The suffix “ism” injects something new into a well-marked and well-defined complex. As originality is eliminated and replaced by commonplaces, the life and thought lose their radical and coherent character. The well-defined complex is now vague and fluid. Passages are dug out in all directions. From the point of departure various possibilities open up for exploitation, and they are in fact utilized. There thus comes into being a curious complex formed of many tendencies, often contradictory but all covered by the relevant “ism.” In a final loosening of the original knot of life and thought, which are generally united in the creator and his immediate disciples, the “ism” sometimes takes the form of a practical sociological trend, a type of organization or mass movement, such as socialism, communism, royalism, or republicanism.

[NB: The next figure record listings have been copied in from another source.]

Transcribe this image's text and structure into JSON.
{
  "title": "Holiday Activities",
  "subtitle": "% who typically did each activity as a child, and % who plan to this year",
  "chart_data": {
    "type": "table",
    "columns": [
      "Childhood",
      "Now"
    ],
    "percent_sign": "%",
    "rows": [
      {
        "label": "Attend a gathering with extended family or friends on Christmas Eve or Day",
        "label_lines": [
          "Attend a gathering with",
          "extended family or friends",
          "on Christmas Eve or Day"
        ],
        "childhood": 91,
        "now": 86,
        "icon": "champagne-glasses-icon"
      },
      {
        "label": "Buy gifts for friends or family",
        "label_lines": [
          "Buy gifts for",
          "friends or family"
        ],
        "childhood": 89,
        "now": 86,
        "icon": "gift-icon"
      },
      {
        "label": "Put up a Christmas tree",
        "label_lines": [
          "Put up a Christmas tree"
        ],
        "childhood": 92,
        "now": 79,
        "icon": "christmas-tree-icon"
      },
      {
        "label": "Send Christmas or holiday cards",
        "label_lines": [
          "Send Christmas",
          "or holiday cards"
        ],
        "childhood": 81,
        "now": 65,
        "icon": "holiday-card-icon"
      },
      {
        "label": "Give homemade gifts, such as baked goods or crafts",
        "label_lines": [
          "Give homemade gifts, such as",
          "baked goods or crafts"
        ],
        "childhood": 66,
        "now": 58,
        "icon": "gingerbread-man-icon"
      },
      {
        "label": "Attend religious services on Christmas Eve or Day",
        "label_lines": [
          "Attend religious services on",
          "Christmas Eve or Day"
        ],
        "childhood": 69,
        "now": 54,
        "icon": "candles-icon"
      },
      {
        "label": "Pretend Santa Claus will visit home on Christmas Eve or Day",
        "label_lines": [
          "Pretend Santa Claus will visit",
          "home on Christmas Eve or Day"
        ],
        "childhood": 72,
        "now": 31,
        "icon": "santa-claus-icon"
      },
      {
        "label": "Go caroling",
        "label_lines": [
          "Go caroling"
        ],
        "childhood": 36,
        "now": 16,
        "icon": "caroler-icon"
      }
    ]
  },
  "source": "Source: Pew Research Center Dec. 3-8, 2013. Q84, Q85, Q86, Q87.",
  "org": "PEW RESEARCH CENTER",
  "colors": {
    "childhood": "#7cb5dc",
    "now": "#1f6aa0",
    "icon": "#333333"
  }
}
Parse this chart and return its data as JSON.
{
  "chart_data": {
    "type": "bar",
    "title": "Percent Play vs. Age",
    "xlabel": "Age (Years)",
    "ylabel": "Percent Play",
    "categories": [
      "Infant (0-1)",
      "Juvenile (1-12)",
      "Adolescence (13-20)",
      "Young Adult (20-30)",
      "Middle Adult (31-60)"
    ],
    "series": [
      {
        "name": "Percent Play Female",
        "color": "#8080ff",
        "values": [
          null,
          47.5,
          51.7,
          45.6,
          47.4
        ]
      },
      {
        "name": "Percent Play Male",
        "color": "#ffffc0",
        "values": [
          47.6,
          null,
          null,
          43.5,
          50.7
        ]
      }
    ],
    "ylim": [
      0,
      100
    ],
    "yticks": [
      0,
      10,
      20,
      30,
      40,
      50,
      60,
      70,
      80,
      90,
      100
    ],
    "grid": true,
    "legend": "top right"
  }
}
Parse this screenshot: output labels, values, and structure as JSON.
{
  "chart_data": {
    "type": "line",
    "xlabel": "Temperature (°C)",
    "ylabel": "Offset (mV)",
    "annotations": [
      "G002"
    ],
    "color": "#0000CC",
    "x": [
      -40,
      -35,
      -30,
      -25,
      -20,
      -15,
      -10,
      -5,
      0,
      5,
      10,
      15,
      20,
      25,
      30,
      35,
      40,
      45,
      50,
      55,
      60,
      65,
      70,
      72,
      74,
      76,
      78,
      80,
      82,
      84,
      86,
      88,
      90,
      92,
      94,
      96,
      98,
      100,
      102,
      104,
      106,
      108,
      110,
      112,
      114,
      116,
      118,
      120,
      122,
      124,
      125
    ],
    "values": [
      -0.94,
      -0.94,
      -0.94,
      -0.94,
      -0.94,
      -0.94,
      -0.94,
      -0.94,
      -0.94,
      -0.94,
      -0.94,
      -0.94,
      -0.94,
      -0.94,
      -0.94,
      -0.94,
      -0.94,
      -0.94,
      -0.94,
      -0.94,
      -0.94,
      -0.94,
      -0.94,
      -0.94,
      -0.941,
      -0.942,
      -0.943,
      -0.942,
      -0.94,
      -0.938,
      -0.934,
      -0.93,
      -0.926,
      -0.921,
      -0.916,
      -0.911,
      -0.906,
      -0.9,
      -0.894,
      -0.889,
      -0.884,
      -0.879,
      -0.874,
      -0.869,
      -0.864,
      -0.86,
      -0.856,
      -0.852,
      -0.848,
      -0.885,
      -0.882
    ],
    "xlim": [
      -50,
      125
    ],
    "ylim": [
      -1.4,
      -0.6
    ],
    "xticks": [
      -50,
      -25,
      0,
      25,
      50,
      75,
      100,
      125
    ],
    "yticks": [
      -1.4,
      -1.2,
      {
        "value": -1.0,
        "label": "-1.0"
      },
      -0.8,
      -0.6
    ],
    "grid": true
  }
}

At this point there is an even greater distance between the rock of the first life and thought and the sandy wastes that now engulf it. Marxism and what has been derived from it for a whole century have nothing in common. It is the same whenever an “ism” is made in the name of some creator, such as Thomism, Lutheranism, or Rousseauism. It seems that in each case the deviation and subversion mentioned are typical of the Western world.
Jacques Ellul
And of course Christian-ism too as the original Western power-and-control-seeking meme, with its self-appointed "great commission" to convert all human beings to the one-true-faith.
Never mind that Jesus, who was never ever in any sense a Christian, nor did he create the power-and-control-seeking institutional religion about him, every minute fraction of which was created by people (most men of course) who never ever met Jesus up close in a living-breathing-feeling human form, and thus never participated his teaching demonstration while he was alive nor did they receive his very human personal guidance in how to incarnate the Spirit-Breathing Way that he taught.
And of course the "resurrection" never occurred, could not have occurred.
I would appreciate hearing a critique of Thomism.